Illustration, either through text or pictures, has always been important to explaining sciences like paleontology and evolution. In terms of pictoral illustration, books like Niles Eldredge's Fossils and Jean Baptiste de Panafieu's marvelous Evolution are stunning books that are as pleasing to look at as to read. Before glossy, lavishly-illustrated books were able to be produced, though, writers often had to construct evolutionary or paleontological "epics" to help draw the reader in to a better understanding of the topic at hand.

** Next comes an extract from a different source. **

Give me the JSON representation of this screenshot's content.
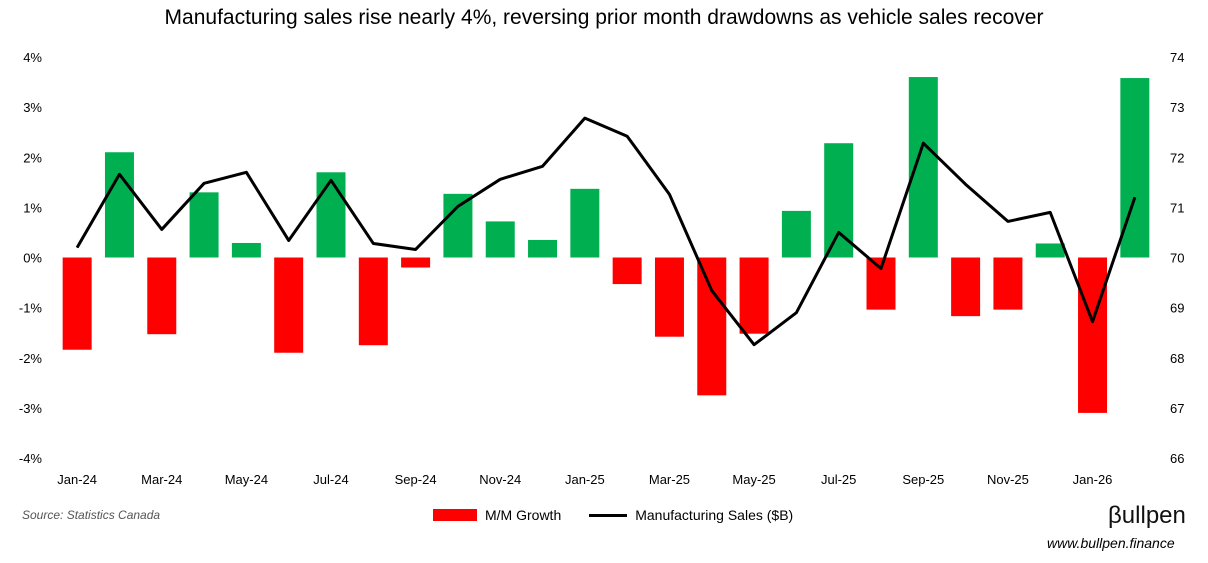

The construction of "Just-so" stories is abhorred, but the construction of narratives about the history of life on earth has traditionally been an effective method for communicating scientific topics to the public. Sometimes outdated narratives (like the "Savanna hypothesis" for human origins) become entrenched and are difficult to dig out, but the occurrence of such evolutionary explanations make it even more important to be aware of what previous popularizers have said and how the science has changed. As Philip Pauly recently wrote in a review of Bernard Lightman's Victorian Popularizers of Science;
Stephen Gould's Wonderful Life brought [the issue of the evolutionary epic] to the fore. He emphasized that historical narratives--whether about humans, the extinction of the dinosaurs, or the more obscure period of the Burgess Shale-- were real knowledge. Martin Rudwick's Bursting the Limits of Time delineates the deeper historical background of this approach. Scientists reluctant to embrace the position that historical accounts are real knowledge hobble their ability to speak persuasively about evolution.